Ip et al., 2019, Cell Metabolism 30, 1–18

Speaker: Yi-Ying Kuok (郭宜盈)    Commentator: Dr. Wei-Li Wu (吳偉立老師)

Time and Date: 17:10-18:00, November 29, 2019

The intake of palatable food can be altered during stress conditions, which indicates a bidirectional relationship between stress and eating [1]. In general, appetite and food intake are controlled by neuropeptide Y (NPY) neurons in the hypothalamus. Interestingly, Npy is highly expressed in the central amygdala (CeA) and its expression could be altered by stress and insulin signaling, which suggest a role of CeA NPY neurons in the regulation of emotion-driven eating [2]. To understand whether NPY neurons in CeA affect feeding after exposure to stress condition, the authors used multiple Npy transgenic mouse models to approach their hypothesis. First, they discovered that stress combined with high-fat diet increased the body weight gain and decreased the energy expenditure. Interestingly, the increase of NPY+ neurons in the CeA was found in mice under stress condition combined with high-fat diet treatment. Specific deletion of Npy in CeA attenuated stress-induced obesity while overexpression of Npy in CeA reversed this phenomenon. Moreover, they found that NPY expression level in CeA was promoted by insulin signal which is evidenced by the genetic ablation of insulin receptor in CeA. Collectively, NPY neurons in CeA regulate the intake of palatable food and stress-induced obesity via insulin signaling.

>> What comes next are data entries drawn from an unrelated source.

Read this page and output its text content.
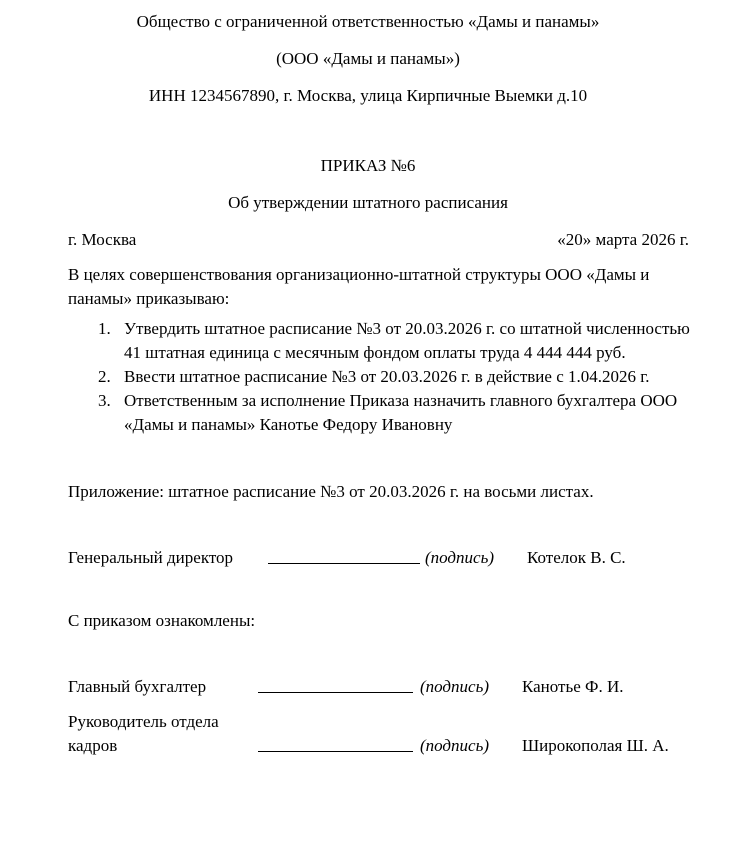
Общество с ограниченной ответственностью «Дамы и панамы»
(ООО «Дамы и панамы»)
ИНН 1234567890, г. Москва, улица Кирпичные Выемки д.10
ПРИКАЗ №6
Об утверждении штатного расписания
г. Москва	«20» марта 2026 г.
В целях совершенствования организационно-штатной структуры ООО «Дамы и панамы» приказываю:
Утвердить штатное расписание №3 от 20.03.2026 г. со штатной численностью 41 штатная единица с месячным фондом оплаты труда 4 444 444 руб.
Ввести штатное расписание №3 от 20.03.2026 г. в действие с 1.04.2026 г.
Ответственным за исполнение Приказа назначить главного бухгалтера ООО «Дамы и панамы» Канотье Федору Ивановну
Приложение: штатное расписание №3 от 20.03.2026 г. на восьми листах.
Генеральный директор	(подпись) Котелок В. С.
С приказом ознакомлены:
Главный бухгалтер	(подпись) Канотье Ф. И.
Руководитель отдела
кадров	(подпись) Широкополая Ш. А.
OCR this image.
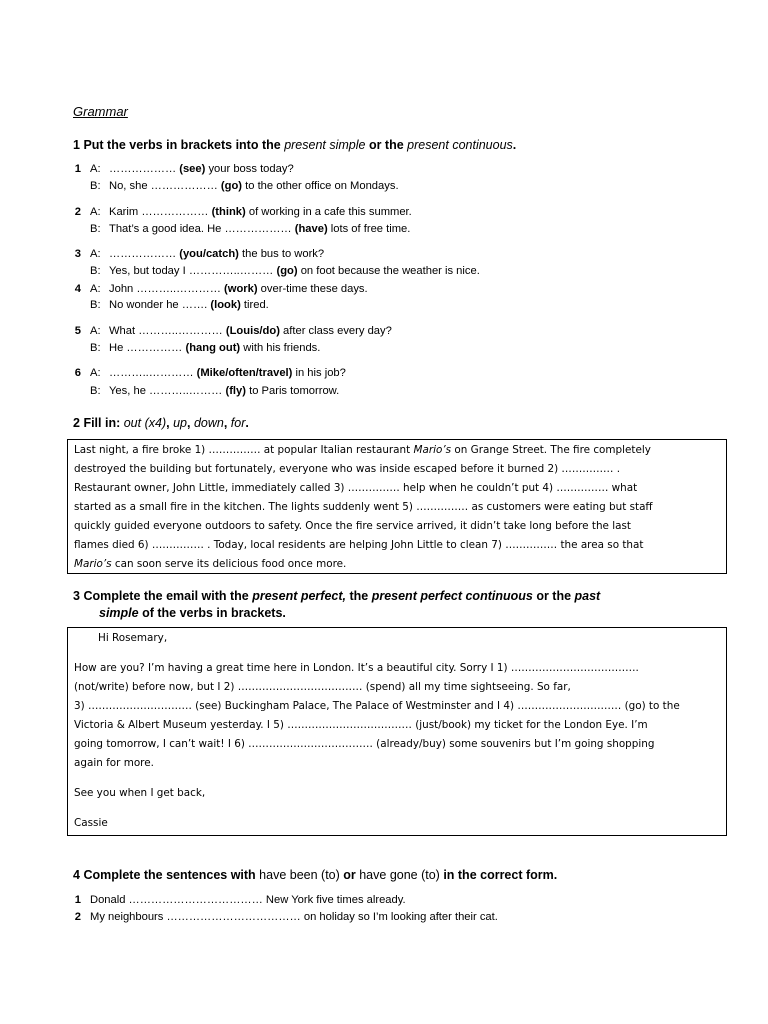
Grammar
1 Put the verbs in brackets into the present simple or the present continuous.
1 A: ……………… (see) your boss today?
B: No, she ……………… (go) to the other office on Mondays.
2 A: Karim ……………… (think) of working in a cafe this summer.
B: That’s a good idea. He ……………… (have) lots of free time.
3 A: ……………… (you/catch) the bus to work?
B: Yes, but today I …………..……… (go) on foot because the weather is nice.
4 A: John ………..………… (work) over-time these days.
B: No wonder he ……. (look) tired.
5 A: What ………..………… (Louis/do) after class every day?
B: He …………… (hang out) with his friends.
6 A: ………..………… (Mike/often/travel) in his job?
B: Yes, he ………..……… (fly) to Paris tomorrow.
2 Fill in: out (x4), up, down, for.
Last night, a fire broke 1) …………… at popular Italian restaurant Mario’s on Grange Street. The fire completely
destroyed the building but fortunately, everyone who was inside escaped before it burned 2) …………… .
Restaurant owner, John Little, immediately called 3) …………… help when he couldn’t put 4) …………… what
started as a small fire in the kitchen. The lights suddenly went 5) …………… as customers were eating but staff
quickly guided everyone outdoors to safety. Once the fire service arrived, it didn’t take long before the last
flames died 6) …………… . Today, local residents are helping John Little to clean 7) …………… the area so that
Mario’s can soon serve its delicious food once more.
3 Complete the email with the present perfect, the present perfect continuous or the past
simple of the verbs in brackets.
Hi Rosemary,
How are you? I’m having a great time here in London. It’s a beautiful city. Sorry I 1) ……………………………….
(not/write) before now, but I 2) ……………………………… (spend) all my time sightseeing. So far,
3) ………………………… (see) Buckingham Palace, The Palace of Westminster and I 4) ………………………… (go) to the
Victoria & Albert Museum yesterday. I 5) ……………………………… (just/book) my ticket for the London Eye. I’m
going tomorrow, I can’t wait! I 6) ……………………………… (already/buy) some souvenirs but I’m going shopping
again for more.
See you when I get back,
Cassie
4 Complete the sentences with have been (to) or have gone (to) in the correct form.
1 Donald ……………………………… New York five times already.
2 My neighbours ……………………………… on holiday so I’m looking after their cat.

Keywords: Neuropeptide Y (NPY); Central amygdala (CeA); Food intake; Obesity; Chronic stress conditions

Reference:

  1. Dallman, M.F., et al., Chronic stress and obesity: A new view of "comfort food". Proceedings of the National Academy of Sciences of the United States of America, 2003. 100(20): p. 11696-11701.
  2. Castro, G., et al., Diet-induced obesity induces endoplasmic reticulum stress and insulin resistance in the amygdala of rats. FEBS Open Bio, 2013. 3: p. 443-9.